Strategic voting: What has it done for you lately?

Once again, opposition supporters are discussing strategic voting in the next election to keep Stephen Harper’s Conservatives out of government. The “Catch 22” theory advanced this time in the Georgia Strait follows the same logic that failed to defeat the Tories in 2008 and, in fact, left them with a strengthened minority government.

While the principle is sound, in reality, it doesn’t work.

The “Anyone But Conservatives” (ABC) campaign got oodles of ink last time, but voters didn’t buy in, as per this analysis I did on election night in 2008 (using the Mother of All Excel Spreasheets Paired With Live Data that I Couldn’t Get Working Until 9:30 p.m. And Nearly Died of Stress As the Votes Poured In).

The reason I think it doesn’t work is simply that Canadians take their votes seriously. They prefer to vote for someone they believe in, but who they know will lose, rather than hold their nose and vote for the winner.

Sort of admirable, that.

Calls to vote anyone-but-Tory fail dismally; Green vote enough to give Conservatives 16 seats, study shows

The Ottawa Citizen
Wed Oct 15 2008 
Page: A5 
Section: News
Byline: Glen McGregor
Source: The Ottawa Citizen


Despite calls to vote strategically against Conservatives, Canadian electors yesterday failed to cluster their support behind the candidates best positioned to defeat Tories, a Citizen analysis of voting results shows.

Fewer voters coalesced around the single strongest NDP, Bloc, Liberal or independent candidate in a riding than they did in the 2006 vote, helping pave the way to the Conservative victory, election returns show.

The splitting of votes among parties to the ideological left of the Tories was a factor in dozens of ridings, as the Liberals dropped 14 of the most closely contested seats they won in 2006.

The Green party again cleaved votes away from the NDP and Liberals and were on pace to take away enough votes to help elect Conservatives in 19 ridings.

Throughout this campaign, environmentalists called on voters to choose the candidate in their ridings with the best chance of beating the Conservative candidate. To protest the Harper government’s treatment of Atlantic Canada, Newfoundland and Labrador Premier Danny Williams exhorted Canadians to vote ABC — “Anyone But Conservatives.” On Facebook and other Internet sites, groups sprang up that allowed users to agree to swap their votes with people in other ridings in effort to block the Tories.

To measure the effectiveness of this strategic voting campaign, the Citizen calculated the concentration of the non-Conservative vote.
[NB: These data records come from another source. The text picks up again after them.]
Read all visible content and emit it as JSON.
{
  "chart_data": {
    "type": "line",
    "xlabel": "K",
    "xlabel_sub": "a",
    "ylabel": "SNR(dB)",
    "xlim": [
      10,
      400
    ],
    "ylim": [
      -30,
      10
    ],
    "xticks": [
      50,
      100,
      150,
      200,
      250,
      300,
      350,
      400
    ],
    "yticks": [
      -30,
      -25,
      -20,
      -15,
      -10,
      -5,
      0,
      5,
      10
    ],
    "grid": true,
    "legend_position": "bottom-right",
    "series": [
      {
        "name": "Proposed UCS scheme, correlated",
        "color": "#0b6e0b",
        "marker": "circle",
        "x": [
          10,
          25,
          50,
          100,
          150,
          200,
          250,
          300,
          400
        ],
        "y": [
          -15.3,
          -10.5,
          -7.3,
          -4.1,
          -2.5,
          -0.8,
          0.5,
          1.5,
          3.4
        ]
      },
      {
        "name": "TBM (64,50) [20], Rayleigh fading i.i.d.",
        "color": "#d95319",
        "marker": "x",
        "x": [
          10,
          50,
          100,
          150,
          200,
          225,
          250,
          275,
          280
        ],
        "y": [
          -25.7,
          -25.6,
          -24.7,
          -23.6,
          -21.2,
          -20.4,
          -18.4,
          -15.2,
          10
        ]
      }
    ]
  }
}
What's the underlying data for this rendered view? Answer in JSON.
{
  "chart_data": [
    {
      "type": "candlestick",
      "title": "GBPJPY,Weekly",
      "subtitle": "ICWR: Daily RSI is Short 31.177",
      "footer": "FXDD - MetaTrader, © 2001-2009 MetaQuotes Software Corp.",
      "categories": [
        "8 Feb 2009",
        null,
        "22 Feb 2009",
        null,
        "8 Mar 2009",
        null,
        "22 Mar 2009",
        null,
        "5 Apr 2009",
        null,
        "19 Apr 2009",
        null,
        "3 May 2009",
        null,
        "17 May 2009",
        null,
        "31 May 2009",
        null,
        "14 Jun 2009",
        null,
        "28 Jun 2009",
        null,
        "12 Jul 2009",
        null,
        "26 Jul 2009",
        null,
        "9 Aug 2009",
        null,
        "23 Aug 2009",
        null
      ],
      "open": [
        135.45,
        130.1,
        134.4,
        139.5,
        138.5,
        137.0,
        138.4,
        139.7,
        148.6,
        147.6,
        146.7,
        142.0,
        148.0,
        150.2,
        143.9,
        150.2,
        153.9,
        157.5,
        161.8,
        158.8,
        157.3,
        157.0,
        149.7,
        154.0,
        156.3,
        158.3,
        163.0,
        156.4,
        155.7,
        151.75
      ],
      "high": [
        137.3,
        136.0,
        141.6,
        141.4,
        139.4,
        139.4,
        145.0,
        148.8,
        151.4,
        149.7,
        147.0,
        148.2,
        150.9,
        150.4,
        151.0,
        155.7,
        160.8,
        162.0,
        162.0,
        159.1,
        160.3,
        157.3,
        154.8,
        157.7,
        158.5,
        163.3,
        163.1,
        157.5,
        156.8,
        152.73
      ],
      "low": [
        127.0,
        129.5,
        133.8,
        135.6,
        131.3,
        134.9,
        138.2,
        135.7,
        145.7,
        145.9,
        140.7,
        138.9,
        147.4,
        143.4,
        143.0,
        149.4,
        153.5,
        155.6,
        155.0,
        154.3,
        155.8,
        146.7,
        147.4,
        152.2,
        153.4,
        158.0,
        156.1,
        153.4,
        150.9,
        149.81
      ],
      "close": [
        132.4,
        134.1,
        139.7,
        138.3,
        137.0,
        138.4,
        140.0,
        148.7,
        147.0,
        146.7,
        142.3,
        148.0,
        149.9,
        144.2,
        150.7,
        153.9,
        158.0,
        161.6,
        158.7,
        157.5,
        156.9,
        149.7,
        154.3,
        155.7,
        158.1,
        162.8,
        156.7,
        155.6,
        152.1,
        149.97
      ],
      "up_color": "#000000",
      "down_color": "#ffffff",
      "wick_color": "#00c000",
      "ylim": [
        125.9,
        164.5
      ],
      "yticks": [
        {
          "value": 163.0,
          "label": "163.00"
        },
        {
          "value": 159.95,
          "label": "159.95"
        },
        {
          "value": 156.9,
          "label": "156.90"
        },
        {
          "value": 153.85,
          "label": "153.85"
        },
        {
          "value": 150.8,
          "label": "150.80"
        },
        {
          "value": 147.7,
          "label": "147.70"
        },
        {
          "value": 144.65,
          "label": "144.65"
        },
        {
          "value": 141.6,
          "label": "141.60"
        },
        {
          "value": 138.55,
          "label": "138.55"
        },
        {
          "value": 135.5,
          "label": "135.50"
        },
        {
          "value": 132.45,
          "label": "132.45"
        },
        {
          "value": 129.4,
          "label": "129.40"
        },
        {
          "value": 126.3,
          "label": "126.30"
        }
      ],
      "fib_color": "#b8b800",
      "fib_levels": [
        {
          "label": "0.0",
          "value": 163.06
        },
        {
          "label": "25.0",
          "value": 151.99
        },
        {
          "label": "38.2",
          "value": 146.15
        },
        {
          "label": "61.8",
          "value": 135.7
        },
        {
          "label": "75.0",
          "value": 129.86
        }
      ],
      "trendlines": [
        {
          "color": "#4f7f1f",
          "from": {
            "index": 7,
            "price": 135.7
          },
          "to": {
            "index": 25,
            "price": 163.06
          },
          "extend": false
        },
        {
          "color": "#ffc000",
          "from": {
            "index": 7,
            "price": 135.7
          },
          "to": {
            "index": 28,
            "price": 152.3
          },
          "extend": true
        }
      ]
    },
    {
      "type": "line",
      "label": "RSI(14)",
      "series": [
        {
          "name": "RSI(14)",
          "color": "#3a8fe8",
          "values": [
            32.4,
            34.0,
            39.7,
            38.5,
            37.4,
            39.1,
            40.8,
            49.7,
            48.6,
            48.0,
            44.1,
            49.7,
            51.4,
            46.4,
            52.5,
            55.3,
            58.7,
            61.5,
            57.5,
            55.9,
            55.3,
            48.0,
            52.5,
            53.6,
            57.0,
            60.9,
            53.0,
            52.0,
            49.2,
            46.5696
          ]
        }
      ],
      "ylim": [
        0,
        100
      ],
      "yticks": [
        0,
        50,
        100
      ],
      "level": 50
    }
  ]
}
If voters are split in a riding, the NDP, Liberals, Bloc and Green will share smaller chunks of votes not cast for Tories. But if the “ABC” vote is concentrated behind a single candidate, he or she would stand a better chance of winning.

In 2006, these candidates averaged 61 per cent of the non-Tory votes cast in their ridings. But that figure dropped to 58 per cent last night, suggesting voters never got behind the idea of pooling their votes strategically. Rather than stick to together, anti-Conservative voters scattered.

Even in ridings expected to be close, voters showed little signs of gathering behind one candidate.

In the last election, there were 48 ridings where the margin of victory was less than five per cent of valid votes. Environmental groups targeted these key ridings as ripe for strategic voting. In those ridings in 2006, the concentration of non-Tory votes ran at 57 per cent. Last night, that number fell to 56 per cent.

The result: the Tories were on course to pick up 27 of these seats, better than the 16 of the closely-contested ridings they won last time. The Liberals had won 23 of these seats last time, but staggered away with only 10.

Among these key ridings was that of Conservative Health Minister Tony Clement, who won his Parry Sound - Muskoka seat in 2006 by the slimmest of margins, only 48 votes. Last night, however, he was re-elected easily as the opposition votes were scattered between the NDP, Green and Liberal candidates.

Just as U.S. Democrats blamed Ralph Nader siphoning enough votes away from Al Gore to cost him Florida, the loss of “progressive” votes to the Green party was also a factor last night.

In 19 ridings last night, Tories were on their way to victory with margins lower than the number of votes cast for Green candidates. If all these Green voters had strategically voted for their NDP, Bloc or Liberal candidate, the Tories would have lost these ridings.

The loss of left-of-centre votes to the Greens will doubtless have some blaming the party for helping elect Conservatives.

But if the Greens had elected to not run candidates, it is unclear where their voters would have gone.

An EKOS Research poll conducted over three days ending Oct. 13 found that Green voters were by no means unanimous in their second choice of parties.

The NDP and Liberals were tied for second choice of 28 per cent of those intending to vote Green followed by the Bloc at eight per cent nationally — or about 41 per cent in Quebec — and the Conservatives at a surprisingly high 17 per cent.

By redistributing Green votes to the other parties in those proportions, a different picture emerges. This “Green shift” last night was projected to swing only six ridings away from the Tories to other parties.